MISIR VE MÜSLÜMANLARIN YAŞADIĞI PARADOKS

Aydın Usalp

Mısır; üzerinde hak ile bâtıl mücadelesinin gerçekleştiği ve bu mücadelenin taraf ve şekli ile Ku’ran’a konu olmuş beldelerden biridir. İktidarının tehlikede olduğunu düşündüğünde Firavun, nasıl ki erkekleri öldürmüş ve kadınları sağ bıraktıysa, İslâm egemenliğinden çıktığı andan itibaren Mısır’ı yöneten diktatörler/çağdaş firavunlar aynı kaygılar ile hareket ettiler. Firavunun aldığı bütün tedbirler ve gerçekleştirdiği onca zulüm, onu ve iktidarını koruyamadıysa, o ibretlik sonunu getiren, burnunun dibinde yetişen Musa Aleyhi’s Selam olmuşsa, çağdaş firavunlar nasıl benzeri bir akıbeti kendileri için düşünmezler?

Bilindiği üzere, adına “Arap Baharı” denilen süreçte, Mısır halkı meydanlara inmiş ve çağdaş firavun Hüsnü Mübarek’i iktidardan indirmişti.
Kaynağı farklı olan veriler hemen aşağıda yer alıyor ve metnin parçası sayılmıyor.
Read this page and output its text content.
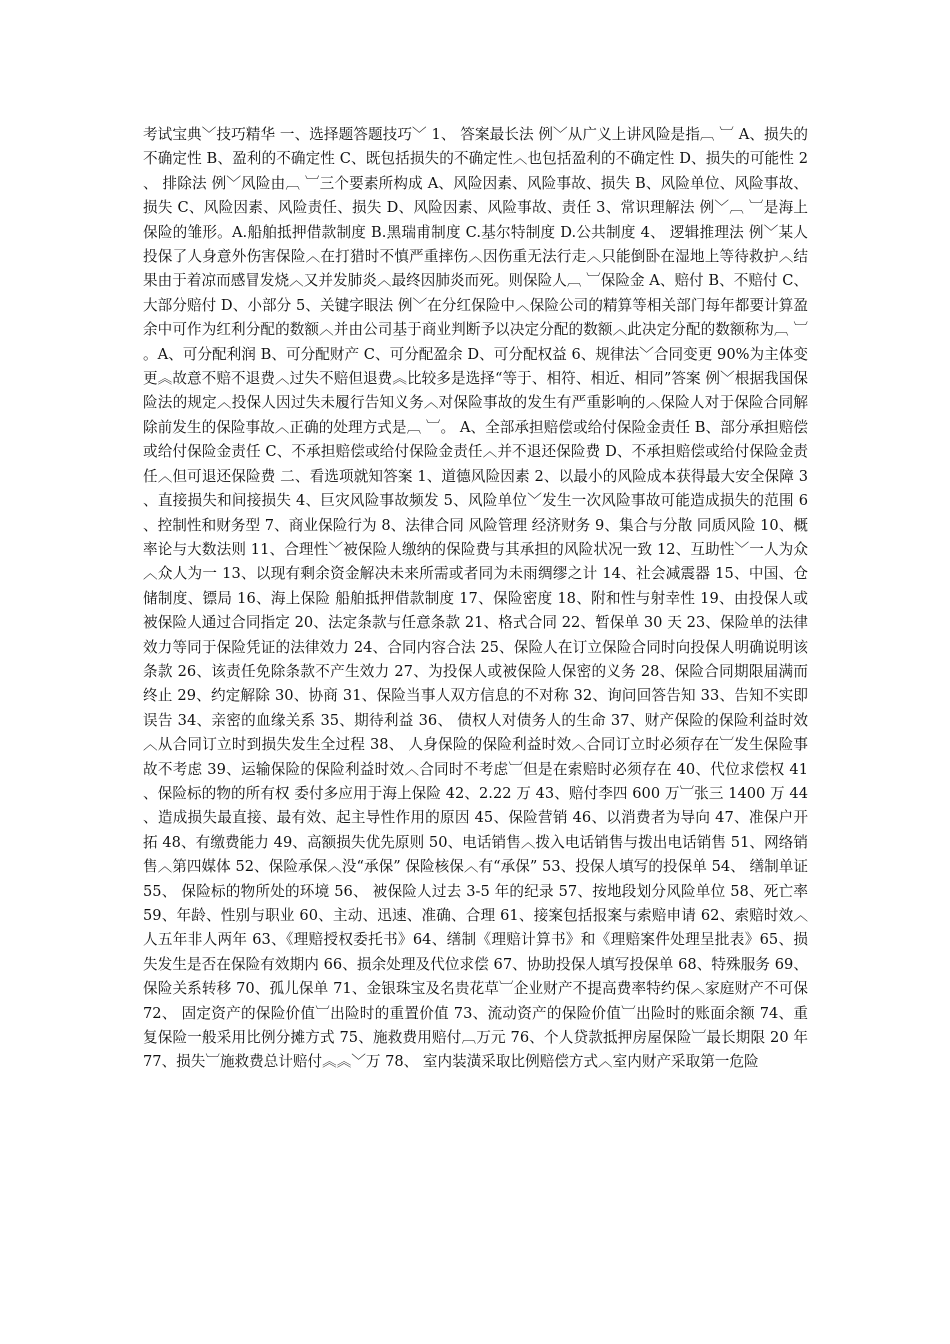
考试宝典﹀技巧精华 一、选择题答题技巧﹀ 1、 答案最长法 例﹀从广义上讲风险是指︹ ︺ A、损失的不确定性 B、盈利的不确定性 C、既包括损失的不确定性︿也包括盈利的不确定性 D、损失的可能性 2、 排除法 例﹀风险由︹ ︺三个要素所构成 A、风险因素、风险事故、损失 B、风险单位、风险事故、损失 C、风险因素、风险责任、损失 D、风险因素、风险事故、责任 3、常识理解法 例﹀︹ ︺是海上保险的雏形。A.船舶抵押借款制度 B.黑瑞甫制度 C.基尔特制度 D.公共制度 4、 逻辑推理法 例﹀某人投保了人身意外伤害保险︿在打猎时不慎严重摔伤︿因伤重无法行走︿只能倒卧在湿地上等待救护︿结果由于着凉而感冒发烧︿又并发肺炎︿最终因肺炎而死。则保险人︹ ︺保险金 A、赔付 B、不赔付 C、大部分赔付 D、小部分 5、关键字眼法 例﹀在分红保险中︿保险公司的精算等相关部门每年都要计算盈余中可作为红利分配的数额︿并由公司基于商业判断予以决定分配的数额︿此决定分配的数额称为︹ ︺。A、可分配利润 B、可分配财产 C、可分配盈余 D、可分配权益 6、规律法﹀合同变更 90%为主体变更︽故意不赔不退费︿过失不赔但退费︽比较多是选择“等于、相符、相近、相同”答案 例﹀根据我国保险法的规定︿投保人因过失未履行告知义务︿对保险事故的发生有严重影响的︿保险人对于保险合同解除前发生的保险事故︿正确的处理方式是︹ ︺。 A、全部承担赔偿或给付保险金责任 B、部分承担赔偿或给付保险金责任 C、不承担赔偿或给付保险金责任︿并不退还保险费 D、不承担赔偿或给付保险金责任︿但可退还保险费 二、看选项就知答案 1、道德风险因素 2、以最小的风险成本获得最大安全保障 3、直接损失和间接损失 4、巨灾风险事故频发 5、风险单位﹀发生一次风险事故可能造成损失的范围 6、控制性和财务型 7、商业保险行为 8、法律合同 风险管理 经济财务 9、集合与分散 同质风险 10、概率论与大数法则 11、合理性﹀被保险人缴纳的保险费与其承担的风险状况一致 12、互助性﹀一人为众︿众人为一 13、以现有剩余资金解决未来所需或者同为未雨绸缪之计 14、社会减震器 15、中国、仓储制度、镖局 16、海上保险 船舶抵押借款制度 17、保险密度 18、附和性与射幸性 19、由投保人或被保险人通过合同指定 20、法定条款与任意条款 21、格式合同 22、暂保单 30 天 23、保险单的法律效力等同于保险凭证的法律效力 24、合同内容合法 25、保险人在订立保险合同时向投保人明确说明该条款 26、该责任免除条款不产生效力 27、为投保人或被保险人保密的义务 28、保险合同期限届满而终止 29、约定解除 30、协商 31、保险当事人双方信息的不对称 32、询问回答告知 33、告知不实即误告 34、亲密的血缘关系 35、期待利益 36、 债权人对债务人的生命 37、财产保险的保险利益时效︿从合同订立时到损失发生全过程 38、 人身保险的保险利益时效︿合同订立时必须存在︺发生保险事故不考虑 39、运输保险的保险利益时效︿合同时不考虑︺但是在索赔时必须存在 40、代位求偿权 41、保险标的物的所有权 委付多应用于海上保险 42、2.22 万 43、赔付李四 600 万︺张三 1400 万 44、造成损失最直接、最有效、起主导性作用的原因 45、保险营销 46、以消费者为导向 47、准保户开拓 48、有缴费能力 49、高额损失优先原则 50、电话销售︿拨入电话销售与拨出电话销售 51、网络销售︿第四媒体 52、保险承保︿没“承保” 保险核保︿有“承保” 53、投保人填写的投保单 54、 缮制单证 55、 保险标的物所处的环境 56、 被保险人过去 3-5 年的纪录 57、按地段划分风险单位 58、死亡率 59、年龄、性别与职业 60、主动、迅速、准确、合理 61、接案包括报案与索赔申请 62、索赔时效︿人五年非人两年 63、《理赔授权委托书》64、缮制《理赔计算书》和《理赔案件处理呈批表》65、损失发生是否在保险有效期内 66、损余处理及代位求偿 67、协助投保人填写投保单 68、特殊服务 69、保险关系转移 70、孤儿保单 71、金银珠宝及名贵花草︺企业财产不提高费率特约保︿家庭财产不可保 72、 固定资产的保险价值︺出险时的重置价值 73、流动资产的保险价值︺出险时的账面余额 74、重复保险一般采用比例分摊方式 75、施救费用赔付︹万元 76、个人贷款抵押房屋保险︺最长期限 20 年 77、损失︺施救费总计赔付︽︽﹀万 78、 室内装潢采取比例赔偿方式︿室内财产采取第一危险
Hatta yargılayıp mahkûm etmişti. Akabinde seçim yapıldı ve Müslüman Kardeşler’in desteği ile Muhammed Mursi Cumhurbaşkanı olarak seçildi. Yaklaşık bir yıl sonra General Sisi’ye yaptırılan askerî darbe ile Mursi yönetimi düşürüldü ve İhvan’ın yüzlerce mensubu ile birlikte tutuklanarak yargılandı. Darbe karşıtı yapılan gösterilerde yüzlerce insan katledildi, yüzlerce insan -ki bunların belli bir kısmı daha çocuk yaşta olduğu halde- tutuklandı, işkence gördü. Tutuklananların yüzlercesinin yargılanması bitti. Bu yargılamalar neticesinde aralarında hamile bayanların da bulunduğu 529 kişi idama mahkûm edildi. Halen idam ile yargılanan yüzlerce insanın mahkemesi devam etmektedir.

Mısır’da yaşananlar, dünya gündeminde olduğu gibi, ülkemizin de ana gündem maddelerinden biri haline geldi. Bu makale ile üzerinde durmak istediğim husus, yaşanan olayları aktarmak değildir. Çünkü yaşananları hemen herkes bilmektedir. Bu makalede Müslümanların kendi esaslarından vazgeçip Batı argümanlarına sarılmasının getirdiği hezimeti, Müslümanların Ümmet anlayışındaki paradoksları ve son olarak sahih İslâmî duruşun nasıl olması gerektiğinden bahsetmek istiyorum.

Son İslâm Hilâfet Devleti’nin ortadan kaldırılması ile İslâm Ümmeti, toprakları egemen devletler tarafından parsellenip, bir bütün olarak gayri İslâmî/küfür ideolojilerle ve diktatör yönetimlerin altında yaşamak durumunda bırakıldı. Son bir asırdır İslâm Ümmeti, hem kültürel olarak hem de fiziki olarak Batı’nın gayri insanî hatta vahşi denilebilecek çehresi ile karşı karşıya kaldı. Bu duruma razı olmayan ve İslâmî bir reaksiyon ile ortaya çıkan birey ve kitleler, Batı’nın tesis ettiği diktatörlerce engellendi, hapsedildi veya katledildi. Ümmet’in büyük bir kısmı da bu diktatörlerin jakoben uygulamaları neticesinde İslâmî fikir ve duygulardan uzaklaşarak, Batı’nın fasit fikirlerine boyun bükmek zorunda bırakıldı.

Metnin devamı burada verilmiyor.